Texas has faced a perfect storm of housing issues over the past several years: Home prices have risen, extreme weather events have increased, and higher inflation rates have affected the cost of post-disaster rebuilding efforts.
Now, a new report by property research firm Cotality has found an increasing number of homeowners in the Lone Star State are limiting or forgoing homeowners insurance altogether.
And, if things don’t change, the state could soon find itself dealing with an insurance calamity akin to what is being seen in Florida and California.
With home prices in the state climbing, so are insurance costs.
In 2016, the median list price across the state was $279,500. Today, it’s $373,200. Home price increases, combined with an increase in extreme weather events, have led to a sharp rise in insurance prices.
From 2013 to 2025, Texas homeowners’ insurance rose from $1,646 to $4,049. In 2025 alone, insurance companies increased premiums by 10% or more 108 times.
Texas lawmakers recently introduced a bill that would require insurance companies to get pre-approval from the Texas Department of Insurance before instituting double-digit increases.
As a result, a staggering 1.1 million Texas homeowners now lack home insurance, according to 2022 U.S. Census Bureau data. That’s around 9.5% of homeowners in the state—the 14th-highest percentage in the country.
Cotality warns that the state won’t be prepared when the next storm hits—literally and metaphorically.
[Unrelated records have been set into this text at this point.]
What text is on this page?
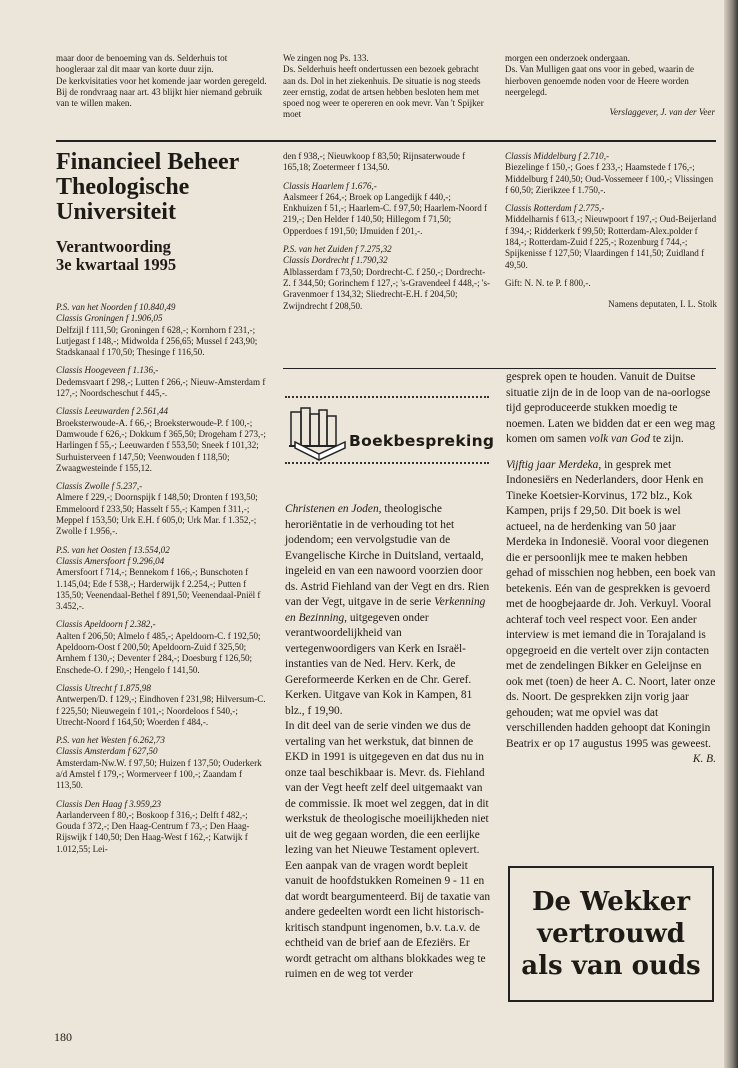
maar door de benoeming van ds. Selderhuis tot hoogleraar zal dit maar van korte duur zijn.

De kerkvisitaties voor het komende jaar worden geregeld.

Bij de rondvraag naar art. 43 blijkt hier niemand gebruik van te willen maken.

We zingen nog Ps. 133.

Ds. Selderhuis heeft ondertussen een bezoek gebracht aan ds. Dol in het ziekenhuis. De situatie is nog steeds zeer ernstig, zodat de artsen hebben besloten hem met spoed nog weer te opereren en ook mevr. Van 't Spijker moet

morgen een onderzoek ondergaan.

Ds. Van Mulligen gaat ons voor in gebed, waarin de hierboven genoemde noden voor de Heere worden neergelegd.

Verslaggever, J. van der Veer

Financieel Beheer
Theologische
Universiteit
Verantwoording
3e kwartaal 1995

P.S. van het Noorden f 10.840,49
Classis Groningen f 1.906,05
Delfzijl f 111,50; Groningen f 628,-; Kornhorn f 231,-; Lutjegast f 148,-; Midwolda f 256,65; Mussel f 243,90; Stadskanaal f 170,50; Thesinge f 116,50.

Classis Hoogeveen f 1.136,-
Dedemsvaart f 298,-; Lutten f 266,-; Nieuw-Amsterdam f 127,-; Noordscheschut f 445,-.

Classis Leeuwarden f 2.561,44
Broeksterwoude-A. f 66,-; Broeksterwoude-P. f 100,-; Damwoude f 626,-; Dokkum f 365,50; Drogeham f 273,-; Harlingen f 55,-; Leeuwarden f 553,50; Sneek f 101,32; Surhuisterveen f 147,50; Veenwouden f 118,50; Zwaagwesteinde f 155,12.

Classis Zwolle f 5.237,-
Almere f 229,-; Doornspijk f 148,50; Dronten f 193,50; Emmeloord f 233,50; Hasselt f 55,-; Kampen f 311,-; Meppel f 153,50; Urk E.H. f 605,0; Urk Mar. f 1.352,-; Zwolle f 1.956,-.

P.S. van het Oosten f 13.554,02
Classis Amersfoort f 9.296,04
Amersfoort f 714,-; Bennekom f 166,-; Bunschoten f 1.145,04; Ede f 538,-; Harderwijk f 2.254,-; Putten f 135,50; Veenendaal-Bethel f 891,50; Veenendaal-Pniël f 3.452,-.

Classis Apeldoorn f 2.382,-
Aalten f 206,50; Almelo f 485,-; Apeldoorn-C. f 192,50; Apeldoorn-Oost f 200,50; Apeldoorn-Zuid f 325,50; Arnhem f 130,-; Deventer f 284,-; Doesburg f 126,50; Enschede-O. f 290,-; Hengelo f 141,50.

Classis Utrecht f 1.875,98
Antwerpen/D. f 129,-; Eindhoven f 231,98; Hilversum-C. f 225,50; Nieuwegein f 101,-; Noordeloos f 540,-; Utrecht-Noord f 164,50; Woerden f 484,-.

P.S. van het Westen f 6.262,73
Classis Amsterdam f 627,50
Amsterdam-Nw.W. f 97,50; Huizen f 137,50; Ouderkerk a/d Amstel f 179,-; Wormerveer f 100,-; Zaandam f 113,50.

Classis Den Haag f 3.959,23
Aarlanderveen f 80,-; Boskoop f 316,-; Delft f 482,-; Gouda f 372,-; Den Haag-Centrum f 73,-; Den Haag-Rijswijk f 140,50; Den Haag-West f 162,-; Katwijk f 1.012,55; Lei-

den f 938,-; Nieuwkoop f 83,50; Rijnsaterwoude f 165,18; Zoetermeer f 134,50.

Classis Haarlem f 1.676,-
Aalsmeer f 264,-; Broek op Langedijk f 440,-; Enkhuizen f 51,-; Haarlem-C. f 97,50; Haarlem-Noord f 219,-; Den Helder f 140,50; Hillegom f 71,50; Opperdoes f 191,50; IJmuiden f 201,-.

P.S. van het Zuiden f 7.275,32
Classis Dordrecht f 1.790,32
Alblasserdam f 73,50; Dordrecht-C. f 250,-; Dordrecht-Z. f 344,50; Gorinchem f 127,-; 's-Gravendeel f 448,-; 's-Gravenmoer f 134,32; Sliedrecht-E.H. f 204,50; Zwijndrecht f 208,50.

Classis Middelburg f 2.710,-
Biezelinge f 150,-; Goes f 233,-; Haamstede f 176,-; Middelburg f 240,50; Oud-Vossemeer f 100,-; Vlissingen f 60,50; Zierikzee f 1.750,-.

Classis Rotterdam f 2.775,-
Middelharnis f 613,-; Nieuwpoort f 197,-; Oud-Beijerland f 394,-; Ridderkerk f 99,50; Rotterdam-Alex.polder f 184,-; Rotterdam-Zuid f 225,-; Rozenburg f 744,-; Spijkenisse f 127,50; Vlaardingen f 141,50; Zuidland f 49,50.

Gift: N. N. te P. f 800,-.

Namens deputaten, I. L. Stolk

Boekbespreking

Christenen en Joden, theologische heroriëntatie in de verhouding tot het jodendom; een vervolgstudie van de Evangelische Kirche in Duitsland, vertaald, ingeleid en van een nawoord voorzien door ds. Astrid Fiehland van der Vegt en drs. Rien van der Vegt, uitgave in de serie Verkenning en Bezinning, uitgegeven onder verantwoordelijkheid van vertegenwoordigers van Kerk en Israël-instanties van de Ned. Herv. Kerk, de Gereformeerde Kerken en de Chr. Geref. Kerken. Uitgave van Kok in Kampen, 81 blz., f 19,90.

In dit deel van de serie vinden we dus de vertaling van het werkstuk, dat binnen de EKD in 1991 is uitgegeven en dat dus nu in onze taal beschikbaar is. Mevr. ds. Fiehland van der Vegt heeft zelf deel uitgemaakt van de commissie. Ik moet wel zeggen, dat in dit werkstuk de theologische moeilijkheden niet uit de weg gegaan worden, die een eerlijke lezing van het Nieuwe Testament oplevert. Een aanpak van de vragen wordt bepleit vanuit de hoofdstukken Romeinen 9 - 11 en dat wordt beargumenteerd. Bij de taxatie van andere gedeelten wordt een licht historisch-kritisch standpunt ingenomen, b.v. t.a.v. de echtheid van de brief aan de Efeziërs. Er wordt getracht om althans blokkades weg te ruimen en de weg tot verder

gesprek open te houden. Vanuit de Duitse situatie zijn de in de loop van de na-oorlogse tijd geproduceerde stukken moedig te noemen. Laten we bidden dat er een weg mag komen om samen volk van God te zijn.

Vijftig jaar Merdeka, in gesprek met Indonesiërs en Nederlanders, door Henk en Tineke Koetsier-Korvinus, 172 blz., Kok Kampen, prijs f 29,50. Dit boek is wel actueel, na de herdenking van 50 jaar Merdeka in Indonesië. Vooral voor diegenen die er persoonlijk mee te maken hebben gehad of misschien nog hebben, een boek van betekenis. Eén van de gesprekken is gevoerd met de hoogbejaarde dr. Joh. Verkuyl. Vooral achteraf toch veel respect voor. Een ander interview is met iemand die in Torajaland is opgegroeid en die vertelt over zijn contacten met de zendelingen Bikker en Geleijnse en ook met (toen) de heer A. C. Noort, later onze ds. Noort. De gesprekken zijn vorig jaar gehouden; wat me opviel was dat verschillenden hadden gehoopt dat Koningin Beatrix er op 17 augustus 1995 was geweest.

K. B.

De Wekker
vertrouwd
als van ouds
180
“The difference between insured and uninsured loss, also known as the protection gap, is a dark storm on the horizon,” says Tom Larsen, senior director of content strategy at Cotality.
“When the storm hits—and it eventually will—the lack of funds to restore homes and businesses will at best result in a diminished quality of life and business operation and, at worst, lead to a loss of relevance of the insurance policy to consumers.”
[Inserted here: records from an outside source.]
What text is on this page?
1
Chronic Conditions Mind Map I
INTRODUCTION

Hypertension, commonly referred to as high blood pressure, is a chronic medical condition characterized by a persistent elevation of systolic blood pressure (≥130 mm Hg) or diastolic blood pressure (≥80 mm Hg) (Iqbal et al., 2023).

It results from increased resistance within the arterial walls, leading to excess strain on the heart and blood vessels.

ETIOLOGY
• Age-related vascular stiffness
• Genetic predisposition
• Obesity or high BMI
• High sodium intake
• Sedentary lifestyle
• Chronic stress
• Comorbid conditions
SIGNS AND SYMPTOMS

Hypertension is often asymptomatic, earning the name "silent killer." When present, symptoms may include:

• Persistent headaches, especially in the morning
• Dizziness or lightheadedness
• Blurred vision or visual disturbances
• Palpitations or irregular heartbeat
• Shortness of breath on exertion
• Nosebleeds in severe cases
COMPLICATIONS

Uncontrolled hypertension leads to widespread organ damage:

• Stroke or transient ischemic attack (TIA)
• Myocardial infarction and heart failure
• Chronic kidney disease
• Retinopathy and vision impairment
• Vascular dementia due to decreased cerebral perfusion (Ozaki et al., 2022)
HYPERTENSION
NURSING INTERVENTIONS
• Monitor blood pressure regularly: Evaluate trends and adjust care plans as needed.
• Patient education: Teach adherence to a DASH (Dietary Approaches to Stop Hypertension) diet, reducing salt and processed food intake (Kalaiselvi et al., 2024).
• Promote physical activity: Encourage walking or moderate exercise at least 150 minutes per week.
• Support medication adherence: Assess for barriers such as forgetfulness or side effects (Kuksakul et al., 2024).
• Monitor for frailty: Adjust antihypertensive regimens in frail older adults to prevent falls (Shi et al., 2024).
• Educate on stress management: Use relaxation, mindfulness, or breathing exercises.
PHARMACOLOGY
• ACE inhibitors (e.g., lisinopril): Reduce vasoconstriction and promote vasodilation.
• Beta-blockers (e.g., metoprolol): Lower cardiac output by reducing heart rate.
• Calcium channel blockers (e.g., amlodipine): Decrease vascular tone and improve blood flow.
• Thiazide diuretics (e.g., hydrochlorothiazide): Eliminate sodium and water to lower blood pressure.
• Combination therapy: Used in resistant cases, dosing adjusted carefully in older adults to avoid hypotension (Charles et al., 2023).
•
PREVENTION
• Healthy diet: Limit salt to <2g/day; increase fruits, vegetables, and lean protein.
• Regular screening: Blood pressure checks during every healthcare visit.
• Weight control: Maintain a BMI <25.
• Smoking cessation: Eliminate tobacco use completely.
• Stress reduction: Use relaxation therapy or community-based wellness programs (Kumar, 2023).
Home insurance is also harder to come by
In 2024, the Texas Department of Insurance reported that five major companies, including Progressive and Foremost Insurance, a subsidiary of Farmers Insurance, had scaled back their coverage in the state, largely due to the increase in extreme weather events in the region.
Progressive reported that 40% of its storm-related claims in 2024 came from Texas.
It’s not surprising, considering Texas is the second-leading state when it comes to the cost of damages related to extreme weather, behind Florida.
The state has incurred around $436 billion in weather-related damages since 1980, and has had more billion-dollar disasters than any other state in the past 45 years.
A report from the Texas State Climatologist’s Office found that there has been an increase in extreme weather, extreme heat, and drought across all parts of the state since the early 1900s.
“Increasingly severe weather conditions, such as freezes, floods, hurricanes, and hail, contribute to more claims,” says Tray Gober, a managing partner at Lee, Gober & Rena, in Austin, TX.
“Housing-related costs are only going to go up. We’re seeing increases in the cost of construction materials, including those affected by tariffs, and increasing construction labor costs as many necessary workers are being deported. All that will continue to drive up costs for insurance companies.”
Among the major extreme weather events that Cotality cites affecting Texas’ insurance premiums are hailstorms, wildfires, and hurricanes.
Jessica McNally, an insurance agent with Goosehead Insurance in Dallas, adds that these “are all contributing to higher claims payouts for insurance.”
In 2024, hailstorms affected more than 181,000 Texas homes, while around 244,617 homes were at risk of wildfires. Meanwhile, there are more than 192,000 homes within the Houston metro area at risk of hurricane damage alone.
The rising cost of insurance—and the increasing number of homeowners who are going without it —will likely have a knock-on effect on the housing market, says Max Dugan-Knight, a climate data scientist at Canadian carbon removal firm Deep Sky.
“Insurance companies have the most up-to-date data and use advanced catastrophe or ‘CAT’ modeling to predict the risk of things like wildfires,” says Dugan-Knight. “If they are raising prices and stopping insurance in some areas, we should all be worried.
“Once home insurance becomes unaffordable, that can quickly translate into broader real estate market weakness,” he continues.
“If buyers can’t afford insurance, they probably won’t get approved for a mortgage, which can lead to deals falling down at the last hurdle. Property values can slip as a result. As more frequent disasters—hailstorms, hurricanes, and wildfires—hit these areas, the consequences could be devastating.”